The next set of choices involves the person looking at the connections between his poor actions at work and his life outside of work. This is catalyzed by a challenging assignment – “I want you to think about why you act the way you do, and come back and let me know what you discovered. For the purposes of this first discussion, you can’t bring up anything about work. I’ll be glad to listen to suggestions about improving things around here, but only at a later date.”
The last key point. This assignment will typically lead to a discussion of a personal dilemma or problem. Your response is critical, and always in the form of a question: “What do you think your options are, and which one are you going to exercise?” Don’t ever answer the question – “What do you think I should do?” Once you do, you relieve the other person of any responsibility for managing their life; you participate in an informal adoption; and you lay the groundwork for litigation. My response for the last thirty years, has always been the same: “Beats me.”
By the way, up to this point, you have not violated any knee-jerk liberal law about employee privacy, nor are you in danger of the HR police coming after you.

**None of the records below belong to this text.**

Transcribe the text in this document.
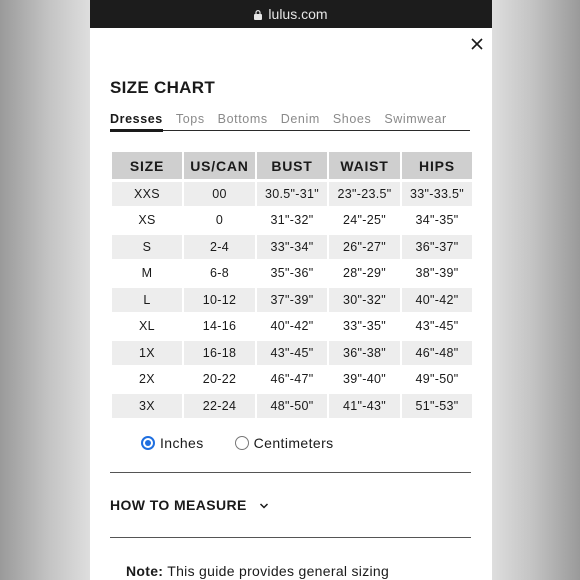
lulus.com
SIZE CHART
Dresses Tops Bottoms Denim Shoes Swimwear
SIZE	US/CAN	BUST	WAIST	HIPS
XXS	00	30.5"-31"	23"-23.5"	33"-33.5"
XS	0	31"-32"	24"-25"	34"-35"
S	2-4	33"-34"	26"-27"	36"-37"
M	6-8	35"-36"	28"-29"	38"-39"
L	10-12	37"-39"	30"-32"	40"-42"
XL	14-16	40"-42"	33"-35"	43"-45"
1X	16-18	43"-45"	36"-38"	46"-48"
2X	20-22	46"-47"	39"-40"	49"-50"
3X	22-24	48"-50"	41"-43"	51"-53"
Inches	Centimeters
HOW TO MEASURE
Note: This guide provides general sizing
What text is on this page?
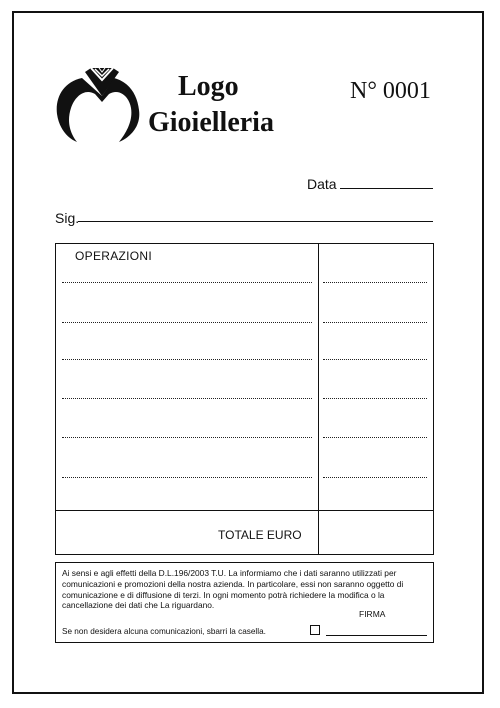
Logo
Gioielleria
N° 0001
Data
Sig.
OPERAZIONI
TOTALE EURO
Ai sensi e agli effetti della D.L.196/2003 T.U. La informiamo che i dati saranno utilizzati per comunicazioni e promozioni della nostra azienda. In particolare, essi non saranno oggetto di comunicazione e di diffusione di terzi. In ogni momento potrà richiedere la modifica o la cancellazione dei dati che La riguardano.
FIRMA
Se non desidera alcuna comunicazioni, sbarri la casella.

The “protected areas” are, ironically, irrelevant to the conundrums people create for themselves, and telling people what to do with their lives is about the most useless and counter-productive thing you can do.
I have had people ask me if this methodology is not tantamount to putting undo pressure on people who are already under immense pressure. My response is – absolutely! I call it, the “Kick’em When They’re Down” theory of change. People only change when the pain of not changing is greater than the pain of staying the same. The best time to initiate change is when the pain trajectory is on the upswing.
If you want to be genuinely helpful to people, the last thing you want to do, is remove the source of pain and discomfort in their life that is driving their dysfunction. You may feel a temporary sense of pride and beneficence, while they slide deeper into their self-destructive and illusory world.